We have already voided all bets on Jose Canceso at RnR 13. All wagers on Billy Football will be graded a win.
— Barstool Sportsbook (@BSSportsbook) February 6, 2021
No refund was issued for the $20 pay-per-view.
Jeff Morris, a spokesperson for PNG, called the wager a “promotional” one, in a statement to PlayMichigan. He noted that even though the Canseco bets were voided, the amount bet on the former Oakland A’s star was still donated to The Barstool Fund.
“At the conclusion of the title fight, it appeared that the losing fighter was either injured or did not participate in good faith,” Morris said. “Regardless of which was the case, the Barstool Sportsbook determined the wager was not appropriate to remain as originally graded and immediately voided all losing wagers, paid out winning wagers, and matched losing wagers with a donation to the Barstool Fund.”
New Michigan sports betting industry doesn’t need controversy
Sports betting took years to get approved by the Michigan state legislature.
Then, after Gov. Gretchen Whitmer signed expanded gambling laws in December 2019, there was another 13 months before online sports betting launched.
That’s all well and good, as part of the delays were to make sure the practice is lawful and respectable. But the last thing the industry needs is legitimacy questions. Operators and decision-makers must decide if the revenue raised by gimmick events is worth the trouble.
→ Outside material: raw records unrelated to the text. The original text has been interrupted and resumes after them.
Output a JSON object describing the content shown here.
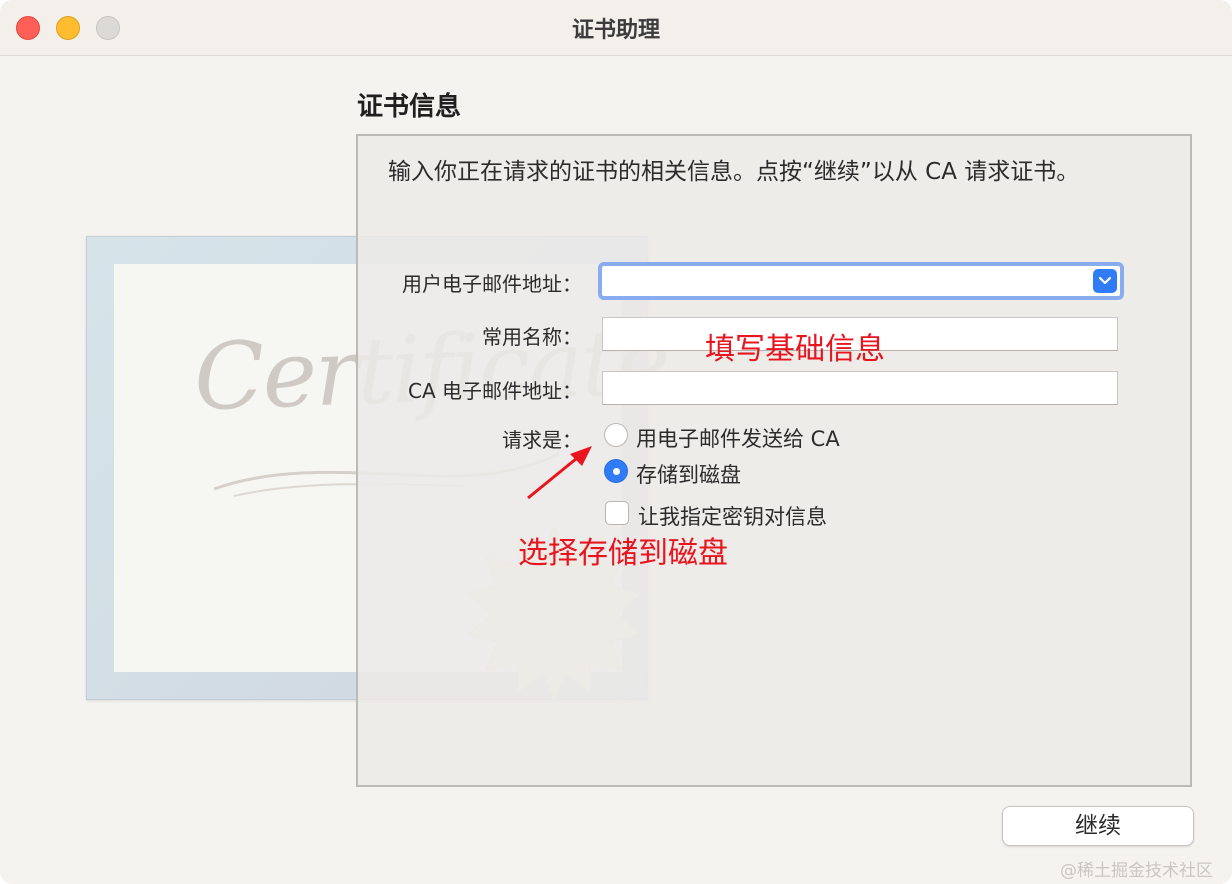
{
  "window": {
    "title": "证书助理"
  },
  "section": {
    "title": "证书信息"
  },
  "description": "输入你正在请求的证书的相关信息。点按“继续”以从 CA 请求证书。",
  "illustration": {
    "script_text": "Certificate"
  },
  "form": {
    "email_label": "用户电子邮件地址：",
    "email_value": "",
    "common_name_label": "常用名称：",
    "common_name_value": "",
    "ca_email_label": "CA 电子邮件地址：",
    "ca_email_value": "",
    "request_label": "请求是：",
    "options": [
      {
        "label": "用电子邮件发送给 CA",
        "selected": false
      },
      {
        "label": "存储到磁盘",
        "selected": true
      }
    ],
    "key_pair_checkbox": {
      "label": "让我指定密钥对信息",
      "checked": false
    }
  },
  "annotations": {
    "fill_info": "填写基础信息",
    "choose_disk": "选择存储到磁盘",
    "color": "#e8151f"
  },
  "buttons": {
    "continue": "继续"
  },
  "watermark": "@稀土掘金技术社区",
  "colors": {
    "accent": "#2f7cf6",
    "focus_ring": "#88acef"
  },
  "icons": {
    "close": "close-icon",
    "minimize": "minimize-icon",
    "zoom": "zoom-icon",
    "combo": "chevron-down-icon",
    "radio_checked": "radio-checked-icon",
    "annotation_arrow": "arrow-icon"
  }
}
The Jose Canseco fight was not booked in Pennsylvania, the other state Barstool Sportsbook serves online. It’s not clear if any other operators or physical sportsbooks took action on the fight.
But let’s put all of the above into clear terms:
- Barstool put on and promoted the Canseco fight.
- Barstool Sportsbook took bets on the fight.
- The founder of Barstool Sports and the face of Barstool Sportsbook insisted Canseco threw the fight for some reason.
Refunded bets on Canseco or not, this is a pretty awful look for regulated sports betting.
Now it looks like West Virginia will be looking into the fight more closely, as should Michigan.